Quartier de la Bastide: associations et comité de quartier face au géant Darwin.
Février 2025, dans l’atmosphère calme du quartier de la Bastide, rive droite de la Garonne, se cachent de nombreux problèmes pour les acteurs locaux implantés dans ce lieu. Dans le plus grand quartier de Bordeaux, le géant Darwin apporte de nombreux avantages aux habitants et commerçants mais derrière cet acteur majeur se trouvent des associations et un comité de quartiers confrontés à des difficultés financières, politiques et administratives.
Non loin de l’allé Serr, ancien lieu de marché et de rencontre associative dans les années 90, Didier-François Brunet, président du comité des fêtes de la Bastide parle des difficultés rencontrées ces dernières années pour lui et les associations du quartier. « Il y avait 40 secteurs d’activités ici et maintenant il n’y en a plus que 4 » Avec les changements de maire et les différents bords politiques rencontrés, les associations se voient bouleversées et souvent mal accompagnées.

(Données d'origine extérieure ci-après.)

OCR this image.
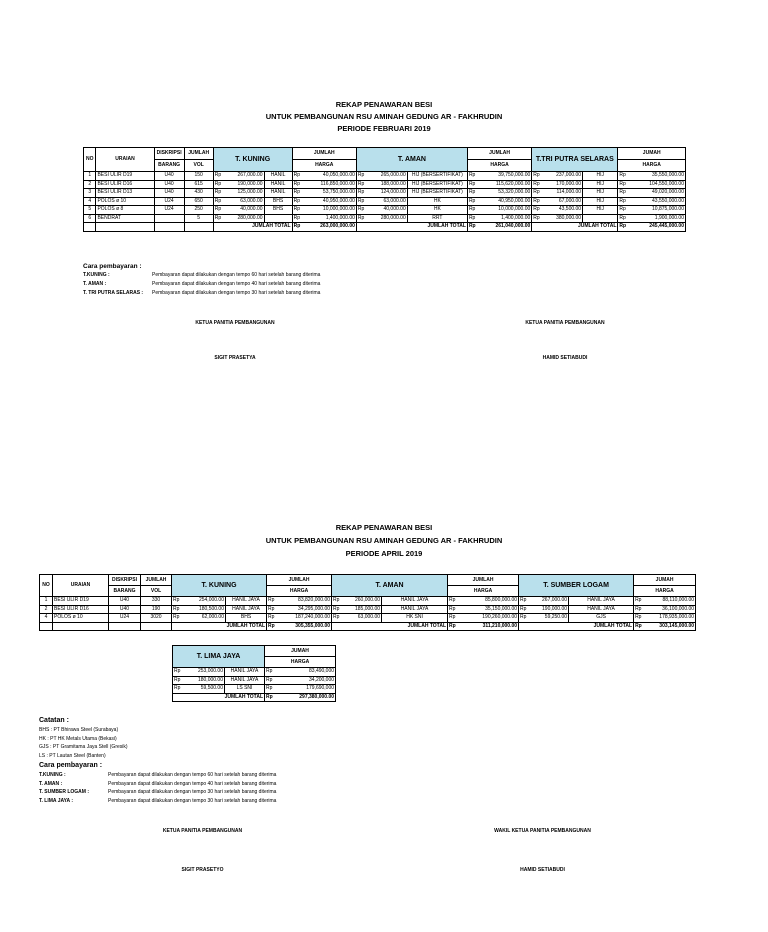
REKAP PENAWARAN BESI
UNTUK PEMBANGUNAN RSU AMINAH GEDUNG AR - FAKHRUDIN
PERIODE FEBRUARI 2019
NO	URAIAN	DISKRIPSI	JUMLAH	T. KUNING			JUMLAH		T. AMAN			JUMLAH		T.TRI PUTRA SELARAS			JUMAH	
		BARANG	VOL				HARGA					HARGA					HARGA	
1	BESI ULIR D19	U40	150	Rp	267,000.00	HANIL	Rp	40,050,000.00	Rp	265,000.00	HIJ (BERSERTIFIKAT)	Rp	39,750,000.00	Rp	237,000.00	HIJ	Rp	35,550,000.00
2	BESI ULIR D16	U40	615	Rp	190,000.00	HANIL	Rp	116,850,000.00	Rp	188,000.00	HIJ (BERSERTIFIKAT)	Rp	115,620,000.00	Rp	170,000.00	HIJ	Rp	104,550,000.00
3	BESI ULIR D13	U40	430	Rp	125,000.00	HANIL	Rp	53,750,000.00	Rp	124,000.00	HIJ (BERSERTIFIKAT)	Rp	53,320,000.00	Rp	114,000.00	HIJ	Rp	49,020,000.00
4	POLOS ø 10	U24	650	Rp	63,000.00	BHS	Rp	40,950,000.00	Rp	63,000.00	HK	Rp	40,950,000.00	Rp	67,000.00	HIJ	Rp	43,550,000.00
5	POLOS ø 8	U24	250	Rp	40,000.00	BHS	Rp	10,000,000.00	Rp	40,000.00	HK	Rp	10,000,000.00	Rp	43,500.00	HIJ	Rp	10,875,000.00
6	BENDRAT		5	Rp	280,000.00		Rp	1,400,000.00	Rp	280,000.00	RRT	Rp	1,400,000.00	Rp	380,000.00		Rp	1,900,000.00
				JUMLAH TOTAL			Rp	263,000,000.00	JUMLAH TOTAL			Rp	261,040,000.00	JUMLAH TOTAL			Rp	245,445,000.00
Cara pembayaran :
T.KUNING :	Pembayaran dapat dilakukan dengan tempo 60 hari setelah barang diterima
T. AMAN :	Pembayaran dapat dilakukan dengan tempo 40 hari setelah barang diterima
T. TRI PUTRA SELARAS :	Pembayaran dapat dilakukan dengan tempo 30 hari setelah barang diterima
KETUA PANITIA PEMBANGUNAN	KETUA PANITIA PEMBANGUNAN
SIGIT PRASETYA	HAMID SETIABUDI
REKAP PENAWARAN BESI
UNTUK PEMBANGUNAN RSU AMINAH GEDUNG AR - FAKHRUDIN
PERIODE APRIL 2019
NO	URAIAN	DISKRIPSI	JUMLAH	T. KUNING			JUMLAH		T. AMAN			JUMLAH		T. SUMBER LOGAM			JUMAH	
		BARANG	VOL				HARGA					HARGA					HARGA	
1	BESI ULIR D19	U40	330	Rp	254,000.00	HANIL JAYA	Rp	83,820,000.00	Rp	260,000.00	HANIL JAYA	Rp	85,800,000.00	Rp	267,000.00	HANIL JAYA	Rp	88,110,000.00
2	BESI ULIR D16	U40	190	Rp	180,500.00	HANIL JAYA	Rp	34,295,000.00	Rp	185,000.00	HANIL JAYA	Rp	35,150,000.00	Rp	190,000.00	HANIL JAYA	Rp	36,100,000.00
4	POLOS ø 10	U24	3020	Rp	62,000.00	BHS	Rp	187,240,000.00	Rp	63,000.00	HK SNI	Rp	190,260,000.00	Rp	59,250.00	GJS	Rp	178,935,000.00
				JUMLAH TOTAL			Rp	305,355,000.00	JUMLAH TOTAL			Rp	311,210,000.00	JUMLAH TOTAL			Rp	303,145,000.00
T. LIMA JAYA			JUMAH	
			HARGA	
Rp	253,000.00	HANIL JAYA	Rp	83,490,000
Rp	180,000.00	HANIL JAYA	Rp	34,200,000
Rp	59,500.00	LS SNI	Rp	179,690,000
JUMLAH TOTAL			Rp	297,380,000.00
Catatan :
BHS : PT Bhirawa Steel (Surabaya)
HK : PT HK Metals Utama (Bekasi)
GJS : PT Gramitama Jaya Stell (Gresik)
LS : PT Lautan Steel (Banten)
Cara pembayaran :
T.KUNING :	Pembayaran dapat dilakukan dengan tempo 60 hari setelah barang diterima
T. AMAN :	Pembayaran dapat dilakukan dengan tempo 40 hari setelah barang diterima
T. SUMBER LOGAM :	Pembayaran dapat dilakukan dengan tempo 30 hari setelah barang diterima
T. LIMA JAYA :	Pembayaran dapat dilakukan dengan tempo 30 hari setelah barang diterima
KETUA PANITIA PEMBANGUNAN	WAKIL KETUA PANITIA PEMBANGUNAN
SIGIT PRASETYO	HAMID SETIABUDI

Centre du quartier de La Bastide, ancien lieu de marché et d’animation ©Élise Palu
Le manque de lieu et d’espace d’accueil pour les fêtes ou animations du quartier représentent le problème principal, « les salles municipales sont souvent utilisées par les écoles et les grands bâtiments de Darwin ne sont accessibles ni par le comité, ni par les associations extérieures au lieu ». Darwin ce géant du quartier a su s’installer et créer un réseau lui apportant de nombreux visiteurs. Malgré cette jolie façade, « ils ne sont pas ouverts au développement du quartier, extérieur à leur projet intérieur ». Didier-François s’en désole « j’ai essayé de parler avec un monsieur de Darwin au sujet du développement du quartier, il n’a rien voulu entendre, c’était juste Darwin et rien d’autre », ce manque de communication et d’aide sont donc au centre des préoccupations du comité.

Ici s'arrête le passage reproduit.